SAP's Bill McDermott says organizations that don't adapt to younger workers are "doomed to fail" for the next 10 years.

Bill McDermott (Photo: SAP AG)

SAP AG Co-CEO Bill McDermott (Photo: SAP AG)

Bill McDermott, the 51-year-old co-CEO of SAP AG, shared an interesting stat with attendees at the Northern Virginia Technology Council's Oct. 30 Tech Celebration banquet.

Characterizing millennials -- workers in their 20s and early 30s -- as narcissistic and not career-oriented is unfair, he argued. What they are is "mobile, social and purpose driven," he said. "Eighty-four percent would rather work for a company with a purpose, that does something that matters," than get personal recognition like "a raise or a promotion."

Greater purpose, rare raises and nearly non-existent public praise? Young people, has government got a job for you!

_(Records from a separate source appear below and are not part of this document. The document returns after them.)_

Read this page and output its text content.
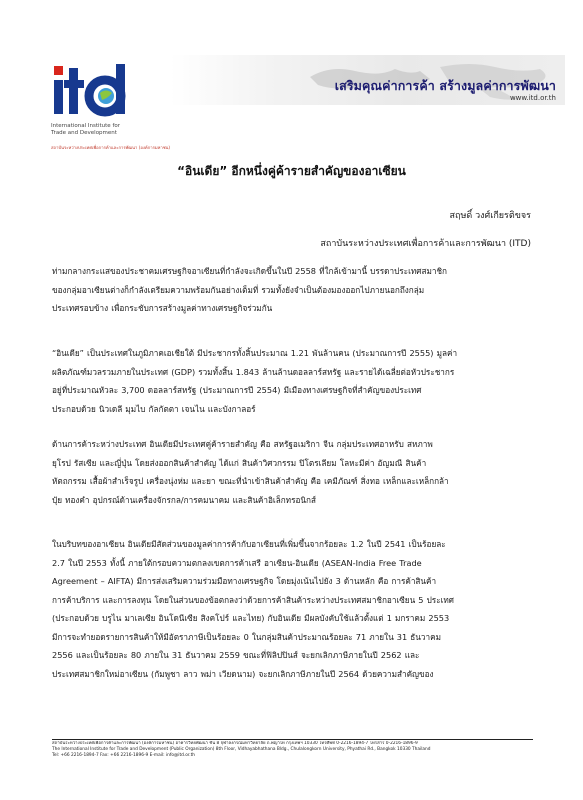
International Institute for
Trade and Development
สถาบันระหว่างประเทศเพื่อการค้าและการพัฒนา (องค์การมหาชน)
เสริมคุณค่าการค้า สร้างมูลค่าการพัฒนา
www.itd.or.th
“อินเดีย” อีกหนึ่งคู่ค้ารายสำคัญของอาเซียน
สฤษดิ์ วงศ์เกียรติขจร
สถาบันระหว่างประเทศเพื่อการค้าและการพัฒนา (ITD)
ท่ามกลางกระแสของประชาคมเศรษฐกิจอาเซียนที่กำลังจะเกิดขึ้นในปี 2558 ที่ใกล้เข้ามานี้ บรรดาประเทศสมาชิก
ของกลุ่มอาเซียนต่างก็กำลังเตรียมความพร้อมกันอย่างเต็มที่ รวมทั้งยังจำเป็นต้องมองออกไปภายนอกถึงกลุ่ม
ประเทศรอบข้าง เพื่อกระชับการสร้างมูลค่าทางเศรษฐกิจร่วมกัน
“อินเดีย” เป็นประเทศในภูมิภาคเอเชียใต้ มีประชากรทั้งสิ้นประมาณ 1.21 พันล้านคน (ประมาณการปี 2555) มูลค่า
ผลิตภัณฑ์มวลรวมภายในประเทศ (GDP) รวมทั้งสิ้น 1.843 ล้านล้านดอลลาร์สหรัฐ และรายได้เฉลี่ยต่อหัวประชากร
อยู่ที่ประมาณหัวละ 3,700 ดอลลาร์สหรัฐ (ประมาณการปี 2554) มีเมืองทางเศรษฐกิจที่สำคัญของประเทศ
ประกอบด้วย นิวเดลี มุมไบ กัลกัตตา เจนไน และบังกาลอร์
ด้านการค้าระหว่างประเทศ อินเดียมีประเทศคู่ค้ารายสำคัญ คือ สหรัฐอเมริกา จีน กลุ่มประเทศอาหรับ สหภาพ
ยุโรป รัสเซีย และญี่ปุ่น โดยส่งออกสินค้าสำคัญ ได้แก่ สินค้าวิศวกรรม ปิโตรเลียม โลหะมีค่า อัญมณี สินค้า
หัตถกรรม เสื้อผ้าสำเร็จรูป เครื่องนุ่งห่ม และยา ขณะที่นำเข้าสินค้าสำคัญ คือ เคมีภัณฑ์ สิ่งทอ เหล็กและเหล็กกล้า
ปุ๋ย ทองคำ อุปกรณ์ด้านเครื่องจักรกล/การคมนาคม และสินค้าอิเล็กทรอนิกส์
ในบริบทของอาเซียน อินเดียมีสัดส่วนของมูลค่าการค้ากับอาเซียนที่เพิ่มขึ้นจากร้อยละ 1.2 ในปี 2541 เป็นร้อยละ
2.7 ในปี 2553 ทั้งนี้ ภายใต้กรอบความตกลงเขตการค้าเสรี อาเซียน-อินเดีย (ASEAN-India Free Trade
Agreement – AIFTA) มีการส่งเสริมความร่วมมือทางเศรษฐกิจ โดยมุ่งเน้นไปยัง 3 ด้านหลัก คือ การค้าสินค้า
การค้าบริการ และการลงทุน โดยในส่วนของข้อตกลงว่าด้วยการค้าสินค้าระหว่างประเทศสมาชิกอาเซียน 5 ประเทศ
(ประกอบด้วย บรูไน มาเลเซีย อินโดนีเซีย สิงคโปร์ และไทย) กับอินเดีย มีผลบังคับใช้แล้วตั้งแต่ 1 มกราคม 2553
มีการจะทำยอดรายการสินค้าให้มีอัตราภาษีเป็นร้อยละ 0 ในกลุ่มสินค้าประมาณร้อยละ 71 ภายใน 31 ธันวาคม
2556 และเป็นร้อยละ 80 ภายใน 31 ธันวาคม 2559 ขณะที่ฟิลิปปินส์ จะยกเลิกภาษีภายในปี 2562 และ
ประเทศสมาชิกใหม่อาเซียน (กัมพูชา ลาว พม่า เวียดนาม) จะยกเลิกภาษีภายในปี 2564 ด้วยความสำคัญของ
สถาบันระหว่างประเทศเพื่อการค้าและการพัฒนา (องค์การมหาชน) อาคารวิทยพัฒนา ชั้น 8 จุฬาลงกรณ์มหาวิทยาลัย ถ.พญาไท กรุงเทพฯ 10330 โทรศัพท์ 0-2216-1894-7 โทรสาร 0-2216-1896-9
The International Institute for Trade and Development (Public Organization) 8th Floor, Vidhayabhathana Bldg., Chulalongkorn University, Phyathai Rd., Bangkok 10330 Thailand
Tel: +66 2216-1894-7 Fax: +66 2216-1896-9 E-mail: info@itd.or.th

Kidding aside, McDermott's remarks echoed something federal CIO Steven VanRoekel said Oct. 29 at ACT-IAC's recent Executive Leadership Conference. "Impact at scale," VanRoekel said, is the number one reason to give young people asking why they should work in government.

When at Microsoft, VanRoekel said, he thought he "was at the pinnacle" of working on "big projects ... with worldwide impact. But coming to government, by orders of magnitude, outpaces that in terms of what you can do."

McDermott offered another statistic to illustrate that point -- and to show just how much impact younger workers can have. The average age of engineers working on NASA's Apollo program in the 1960s, he said, was 26. The team lead? Thirty-one.

So actively recruit millennials, McDermott urged. Give them real responsibility early, and give them freedom to experiment and fail.

"If [a project] fails, kill it," he said. "But you have to create a culture where failure is acceptable."